To assess the Hardy-Weinberg equilibrium, we used the ARLEQUIN software ver. 3.5.2 (Excoffier & Lischer, 2010). Was conducted an exact test using a Markov chain with a forecasted chain length of 1,000,000 and 100,000 dememorization steps (Guo & Thompson, 1992). Deviation from HWE was assessed at a significance level of p < 0.05. The results were interpreted according to established guidelines (Levene, 1949).

Another approach to studying population structure analysis is based on Bayesian statistics STRUCTURE, version 2.3.4 (Pritchard et al., 2000) was used to determine the genetic architecture of the R. alpinus populations. Ten independent runs of 1–20 groups (K = 1–20) were performed using the locprior model with admixture and correlated allele frequency (Falush et al., 2003; Hubisz et al., 2009) with the recommended 200,000 Markov chain iterations after a burn-in period of 100 000 iterations. The optimal value of K was estimated based on ln(K) and on the ΔK calculation, which considers the rate of change in the ln P(D) values among successive K runs to account for patterns of dispersal that are not homogeneous among populations (Evanno et al., 2005). The number (K) of clusters into which the sample data (X) were fitted with posterior probability Pr (X|K) was estimated using the same model with 1,000,000 Markov chain iterations after a burn-in period of 100,000 iterations (Evanno et al., 2005).

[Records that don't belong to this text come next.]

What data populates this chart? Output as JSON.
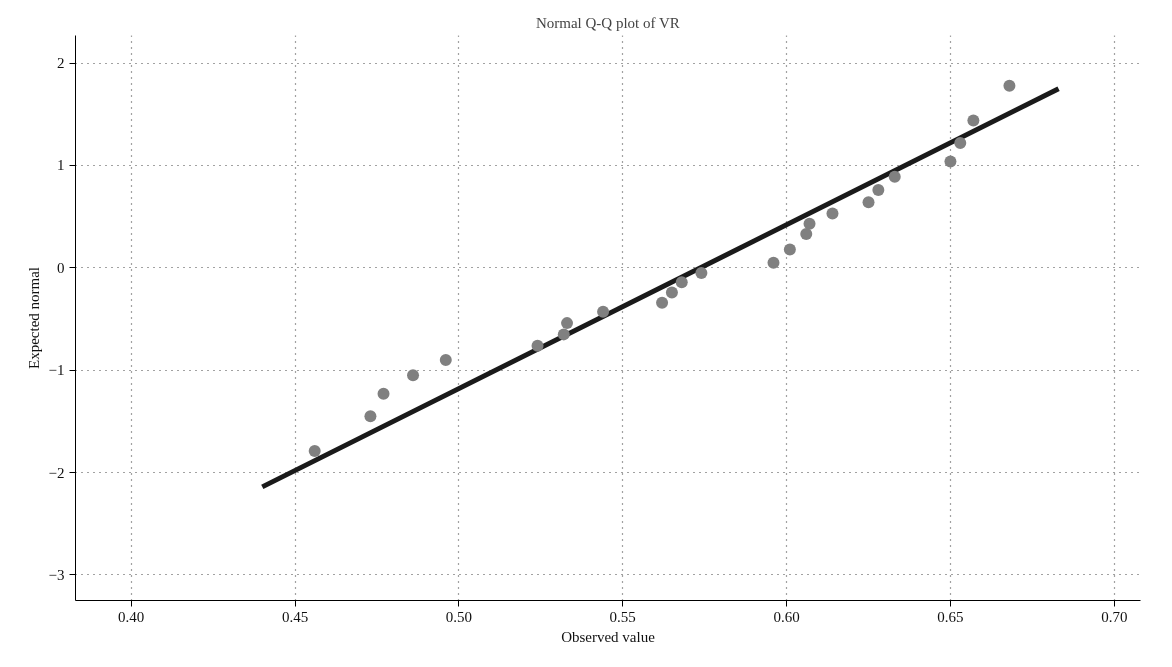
{
  "chart_data": {
    "type": "scatter",
    "title": "Normal Q-Q plot of VR",
    "xlabel": "Observed value",
    "ylabel": "Expected normal",
    "xlim": [
      0.383,
      0.708
    ],
    "ylim": [
      -3.25,
      2.27
    ],
    "xticks": [
      {
        "value": 0.4,
        "label": "0.40"
      },
      {
        "value": 0.45,
        "label": "0.45"
      },
      {
        "value": 0.5,
        "label": "0.50"
      },
      {
        "value": 0.55,
        "label": "0.55"
      },
      {
        "value": 0.6,
        "label": "0.60"
      },
      {
        "value": 0.65,
        "label": "0.65"
      },
      {
        "value": 0.7,
        "label": "0.70"
      }
    ],
    "yticks": [
      {
        "value": -3,
        "label": "−3"
      },
      {
        "value": -2,
        "label": "−2"
      },
      {
        "value": -1,
        "label": "−1"
      },
      0,
      1,
      2
    ],
    "grid": true,
    "series": [
      {
        "marker": "circle",
        "color": "#808080",
        "x": [
          0.456,
          0.473,
          0.477,
          0.486,
          0.496,
          0.524,
          0.532,
          0.533,
          0.544,
          0.562,
          0.565,
          0.568,
          0.574,
          0.596,
          0.601,
          0.606,
          0.607,
          0.614,
          0.625,
          0.628,
          0.633,
          0.65,
          0.653,
          0.657,
          0.668
        ],
        "values": [
          -1.79,
          -1.45,
          -1.23,
          -1.05,
          -0.9,
          -0.76,
          -0.65,
          -0.54,
          -0.43,
          -0.34,
          -0.24,
          -0.14,
          -0.05,
          0.05,
          0.18,
          0.33,
          0.43,
          0.53,
          0.64,
          0.76,
          0.89,
          1.04,
          1.22,
          1.44,
          1.78
        ]
      },
      {
        "type": "line",
        "marker": "none",
        "color": "#1a1a1a",
        "x": [
          0.44,
          0.683
        ],
        "values": [
          -2.14,
          1.75
        ]
      }
    ]
  }
}
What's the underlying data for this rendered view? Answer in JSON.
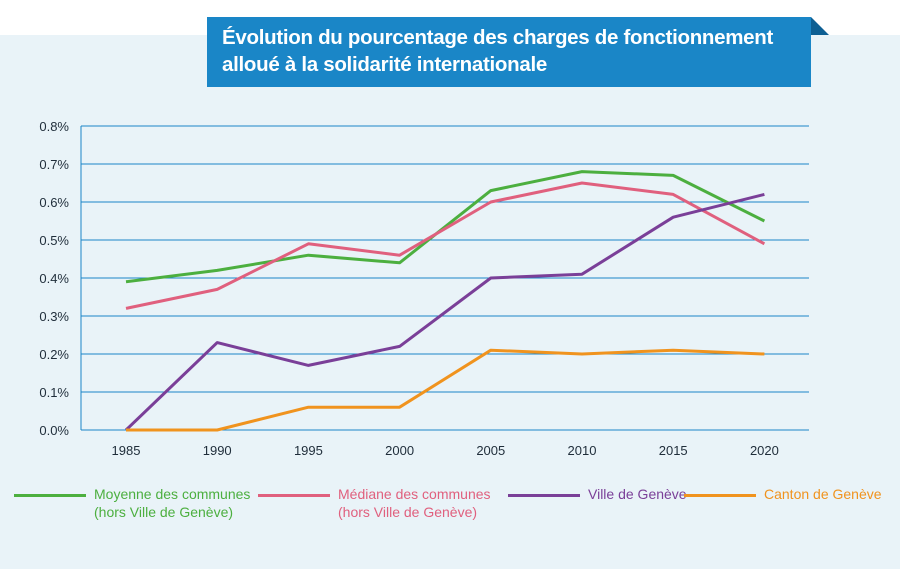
{
  "title": {
    "line1": "Évolution du pourcentage des charges de fonctionnement",
    "line2": "alloué à la solidarité internationale"
  },
  "chart_data": {
    "type": "line",
    "x": [
      1985,
      1990,
      1995,
      2000,
      2005,
      2010,
      2015,
      2020
    ],
    "ylim": [
      0,
      0.8
    ],
    "y_ticks": [
      "0.0%",
      "0.1%",
      "0.2%",
      "0.3%",
      "0.4%",
      "0.5%",
      "0.6%",
      "0.7%",
      "0.8%"
    ],
    "x_ticks": [
      "1985",
      "1990",
      "1995",
      "2000",
      "2005",
      "2010",
      "2015",
      "2020"
    ],
    "grid": "horizontal",
    "legend_position": "bottom",
    "series": [
      {
        "name": "Moyenne des communes\n(hors Ville de Genève)",
        "color": "#4caf3f",
        "values": [
          0.39,
          0.42,
          0.46,
          0.44,
          0.63,
          0.68,
          0.67,
          0.55
        ]
      },
      {
        "name": "Médiane des communes\n(hors Ville de Genève)",
        "color": "#e0607e",
        "values": [
          0.32,
          0.37,
          0.49,
          0.46,
          0.6,
          0.65,
          0.62,
          0.49
        ]
      },
      {
        "name": "Ville de Genève",
        "color": "#7a3f98",
        "values": [
          0.0,
          0.23,
          0.17,
          0.22,
          0.4,
          0.41,
          0.56,
          0.62
        ]
      },
      {
        "name": "Canton de Genève",
        "color": "#f0931e",
        "values": [
          0.0,
          0.0,
          0.06,
          0.06,
          0.21,
          0.2,
          0.21,
          0.2
        ]
      }
    ]
  },
  "colors": {
    "title_bg": "#1a86c7",
    "panel_bg": "#e9f3f8",
    "gridline": "#1a86c7"
  }
}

An exact test for population differentiation was calculated using the Tools for Population Genetic Analyses (TFPGA; version 1.3; Miller, 1997) with 100 000 recommended permutation steps.

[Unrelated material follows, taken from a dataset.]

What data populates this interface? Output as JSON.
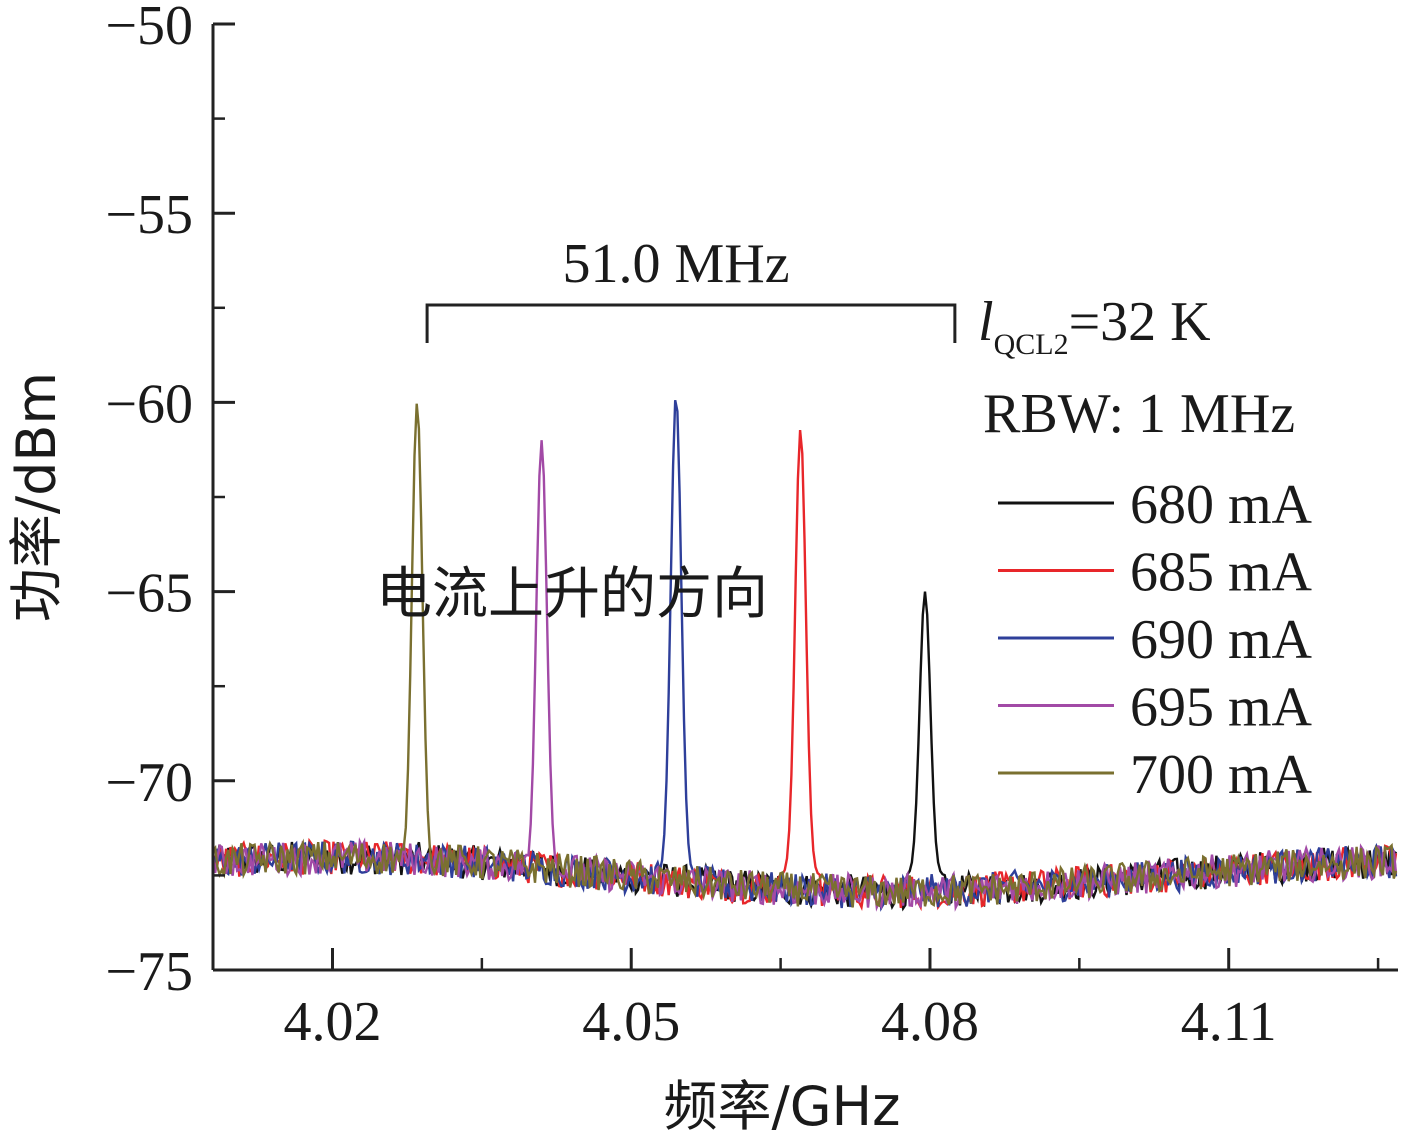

To identify potential bottleneck events in the populations under investigation, we employed BOTTLENECK 1.2.02 software (Cornuet & Luikart, 1996; Piry et al., 1999) and heterozygosity excess resulting from population reduction was examined. We utilized three models of mutational equilibrium: the infinite allele model (IAM), the stepwise mutation model (SMM), and the two-phase mutation model (TPM), with the latter being the most appropriate for microsatellites. For the TPM, we employed the default settings, which assumed that 70% of mutations occur in a single step, with a variance of 30 among multiple steps. The significance of these models was assessed using a one-tailed Wilcoxon rank test, which is suitable for dataset analysis with less than 20 microsatellite loci (Piry et al., 1999). A population was deemed to have experienced a bottleneck event only if all three models produced significant results (p-value ≤ 0.05).